Öyle görünüyor ki Şeytanın Avukatı’ndan bu yana, karamsarlık artarken, avukatlara olan güvensizlik ve muhafazakarlık baki kalmış. Reeves’in Yüce Adalet’teki performansı 1991 tarihli Point Break ve Benim Güzel Idaho’m gibi filmlerde canlandırdığı, “etki altında kalan güzel ruh” karakterlerinin geleceğiyle ilgili bir projeksiyon gibi de okunabilir. Buradan bakınca filmde Jim Belushi’nin canlandırdığı bir zamanlar akıl hocası olan Boone Lassiter’a olan ihaneti de yine karamsar bir meta-hikâyeyi sezdiriyor.

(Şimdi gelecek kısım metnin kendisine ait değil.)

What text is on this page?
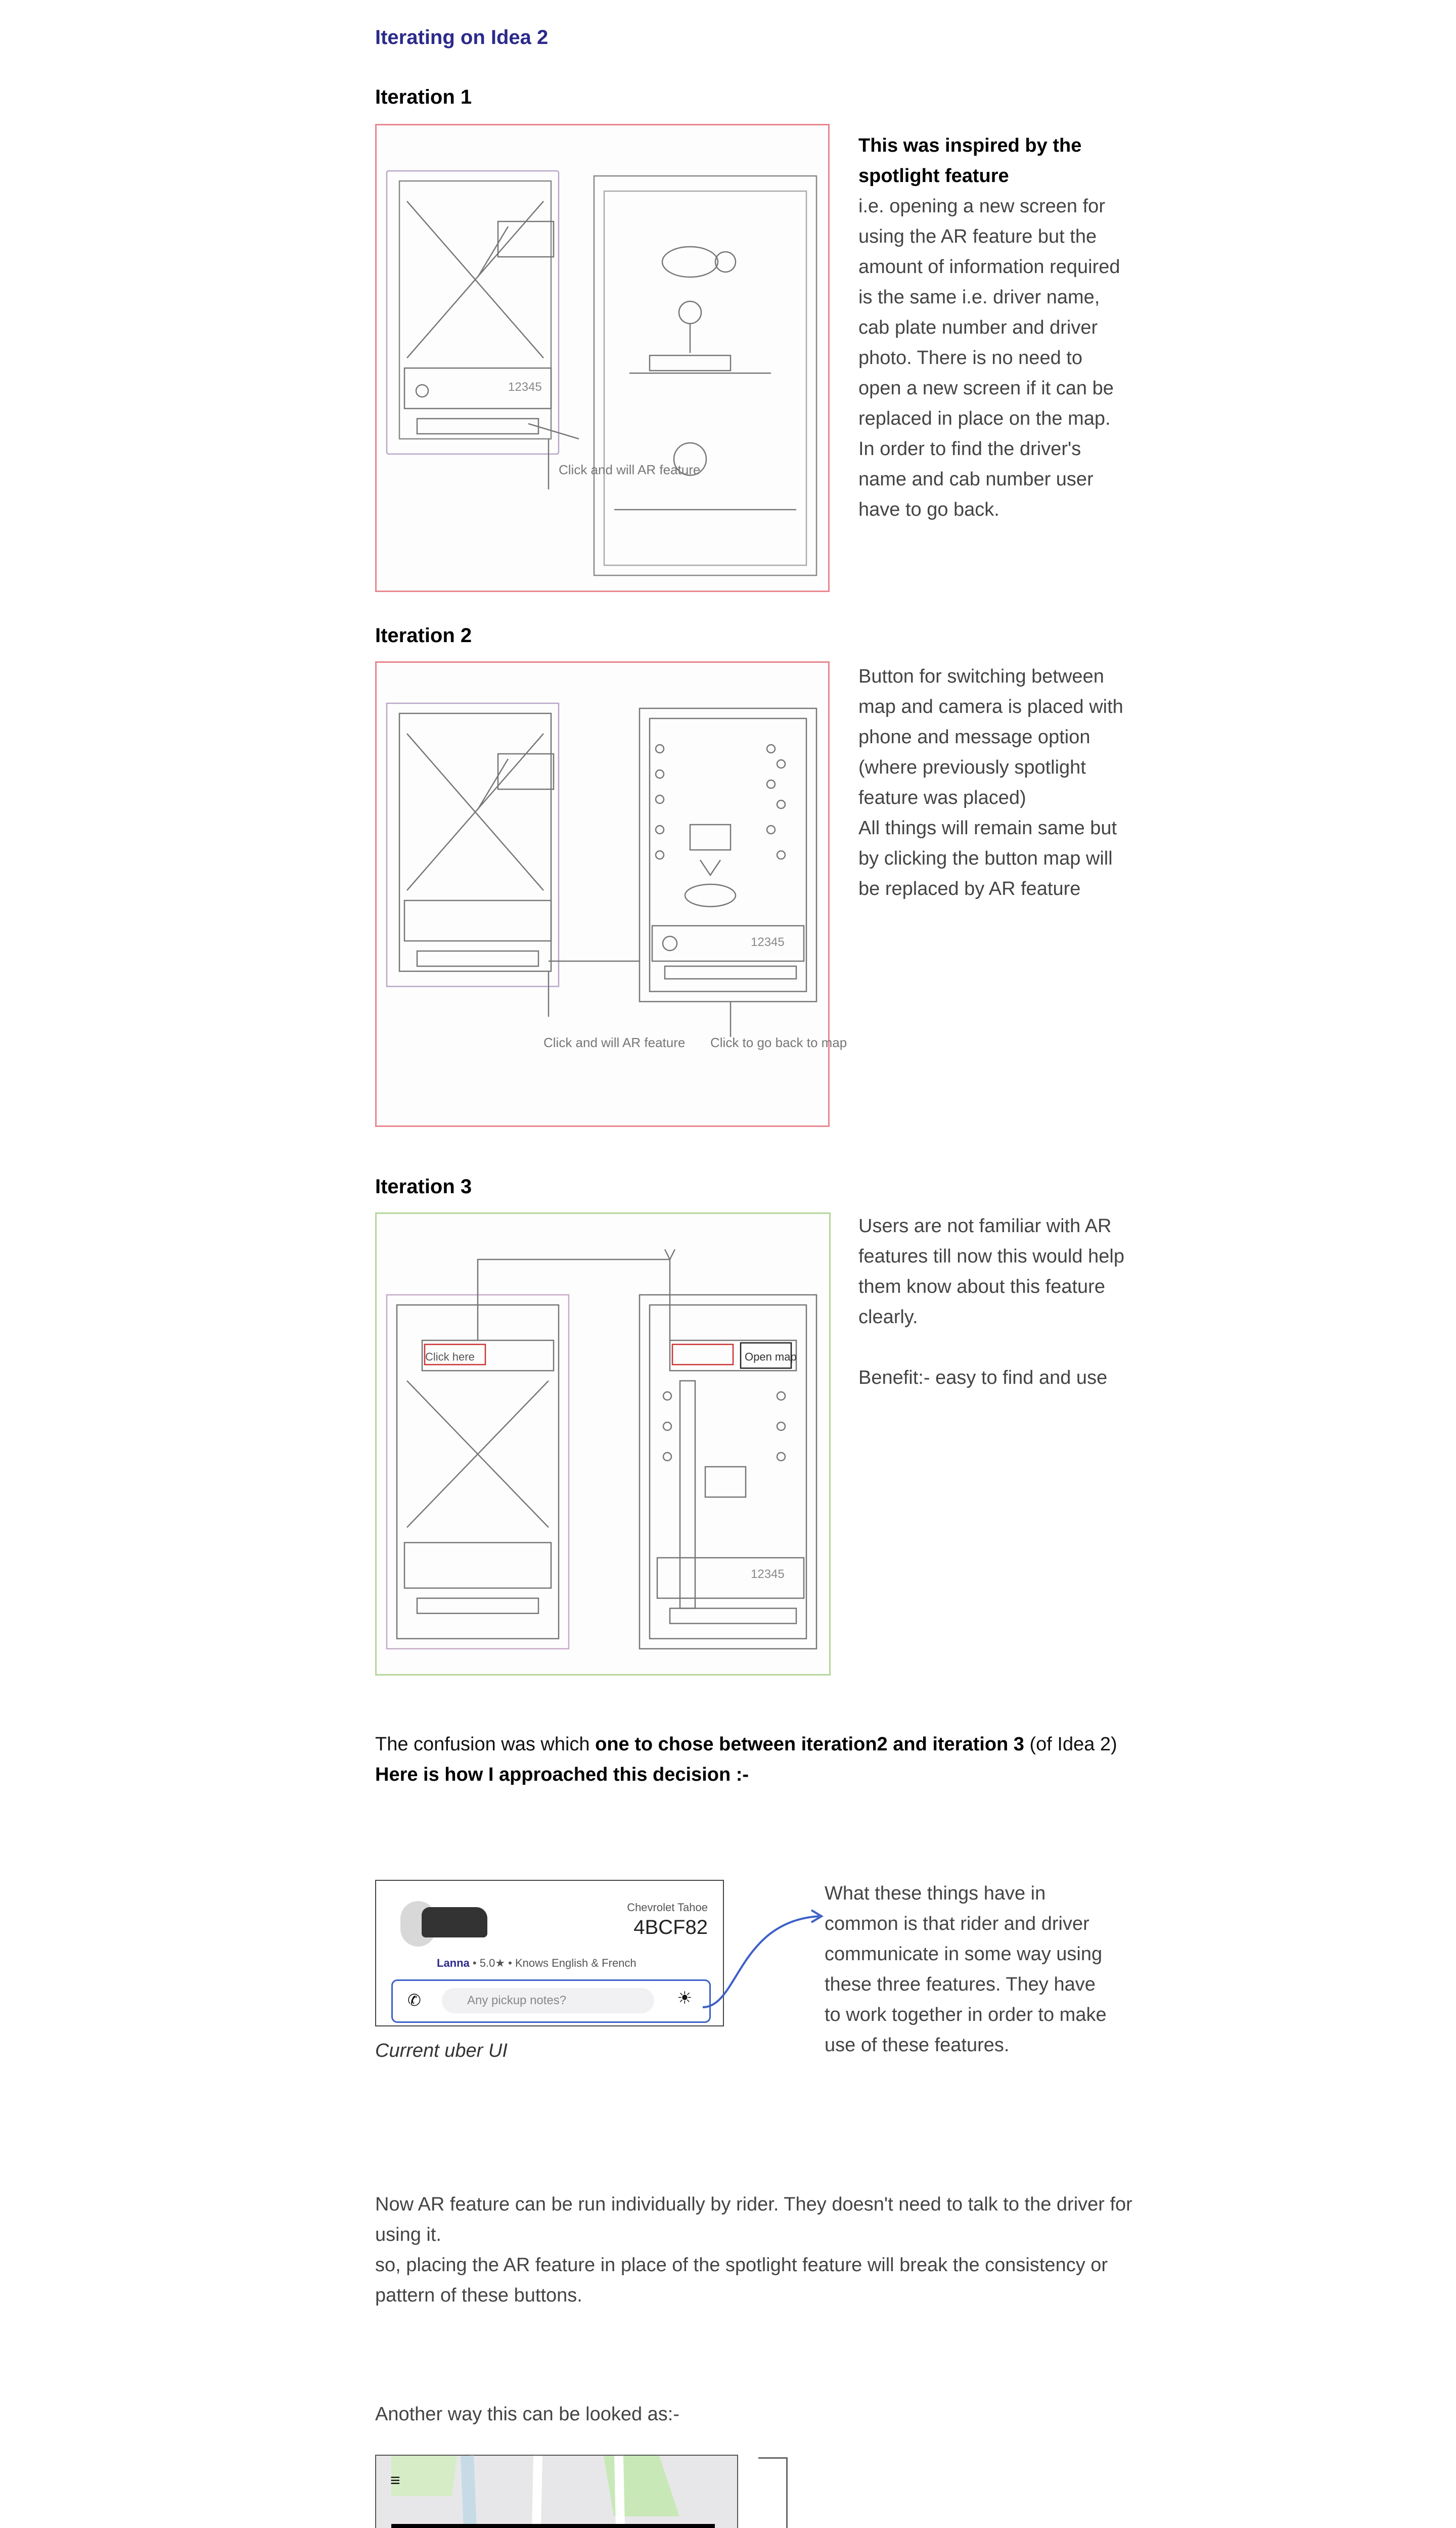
Iterating on Idea 2
Iteration 1
Click and will AR feature
12345
This was inspired by the spotlight feature
i.e. opening a new screen for using the AR feature but the amount of information required is the same i.e. driver name, cab plate number and driver photo. There is no need to open a new screen if it can be replaced in place on the map.
In order to find the driver's name and cab number user have to go back.
Iteration 2
Click and will AR feature Click to go back to map
12345
Button for switching between map and camera is placed with phone and message option (where previously spotlight feature was placed)
All things will remain same but by clicking the button map will be replaced by AR feature
Iteration 3
Click here	Open map
12345
Users are not familiar with AR features till now this would help them know about this feature clearly.
Benefit:- easy to find and use
The confusion was which one to chose between iteration2 and iteration 3 (of Idea 2)
Here is how I approached this decision :-
Chevrolet Tahoe
4BCF82
Lanna • 5.0★ • Knows English & French
✆	Any pickup notes?	☀
Current uber UI
What these things have in common is that rider and driver communicate in some way using these three features. They have to work together in order to make use of these features.
Now AR feature can be run individually by rider. They doesn't need to talk to the driver for using it.
so, placing the AR feature in place of the spotlight feature will break the consistency or pattern of these buttons.
Another way this can be looked as:-
≡
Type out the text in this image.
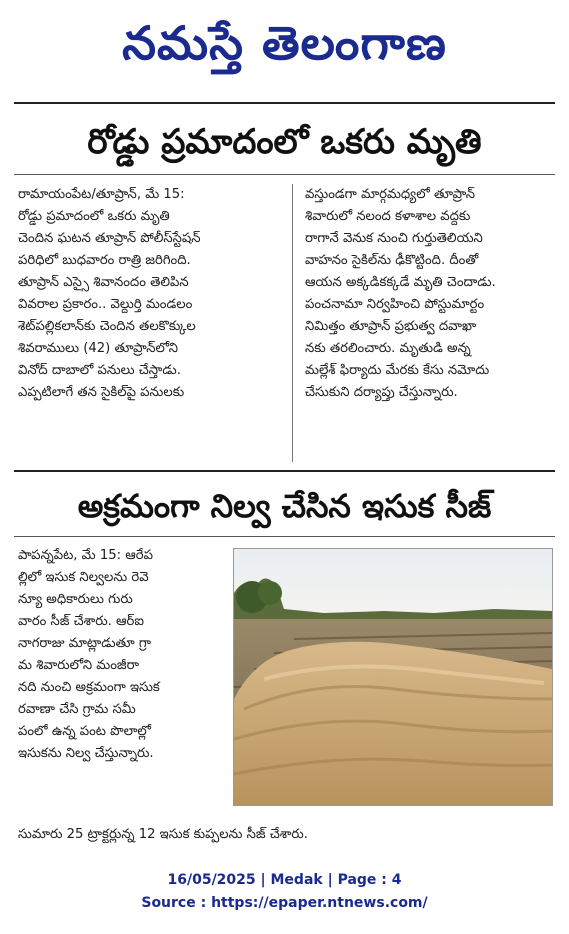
నమస్తే తెలంగాణ
రోడ్డు ప్రమాదంలో ఒకరు మృతి
రామాయంపేట/తూప్రాన్, మే 15:
రోడ్డు ప్రమాదంలో ఒకరు మృతి
చెందిన ఘటన తూప్రాన్ పోలీస్‌స్టేషన్
పరిధిలో బుధవారం రాత్రి జరిగింది.
తూప్రాన్ ఎస్సై శివానందం తెలిపిన
వివరాల ప్రకారం.. వెల్దుర్తి మండలం
శెట్‌పల్లికలాన్‌కు చెందిన తలకొక్కుల
శివరాములు (42) తూప్రాన్‌లోని
వినోద్ దాబాలో పనులు చేస్తాడు.
ఎప్పటిలాగే తన సైకిల్‌పై పనులకు
వస్తుండగా మార్గమధ్యలో తూప్రాన్
శివారులో నలంద కళాశాల వద్దకు
రాగానే వెనుక నుంచి గుర్తుతెలియని
వాహనం సైకిల్‌ను ఢీకొట్టింది. దీంతో
ఆయన అక్కడికక్కడే మృతి చెందాడు.
పంచనామా నిర్వహించి పోస్టుమార్టం
నిమిత్తం తూప్రాన్ ప్రభుత్వ దవాఖా
నకు తరలించారు. మృతుడి అన్న
మల్లేశ్ ఫిర్యాదు మేరకు కేసు నమోదు
చేసుకుని దర్యాప్తు చేస్తున్నారు.
అక్రమంగా నిల్వ చేసిన ఇసుక సీజ్
పాపన్నపేట, మే 15: ఆరేప
ల్లిలో ఇసుక నిల్వలను రెవె
న్యూ అధికారులు గురు
వారం సీజ్ చేశారు. ఆర్ఐ
నాగరాజు మాట్లాడుతూ గ్రా
మ శివారులోని మంజీరా
నది నుంచి అక్రమంగా ఇసుక
రవాణా చేసి గ్రామ సమీ
పంలో ఉన్న పంట పొలాల్లో
ఇసుకను నిల్వ చేస్తున్నారు.
సుమారు 25 ట్రాక్టర్లున్న 12 ఇసుక కుప్పలను సీజ్ చేశారు.
16/05/2025 | Medak | Page : 4
Source : https://epaper.ntnews.com/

Özetle Yüce Adalet, karamsar bir noktayı mimlemek için çekilmiş, ister Keanu Reeves’in filmografisinin bundan sonra içereceği karakterler ister dünyanın gidişatı üzerinden bakın, “her şey kötüye gidecek” der gibi duruyor. Reeves’in durgun bakışlarına daha da fazla ihtiyaç duyacak olabiliriz.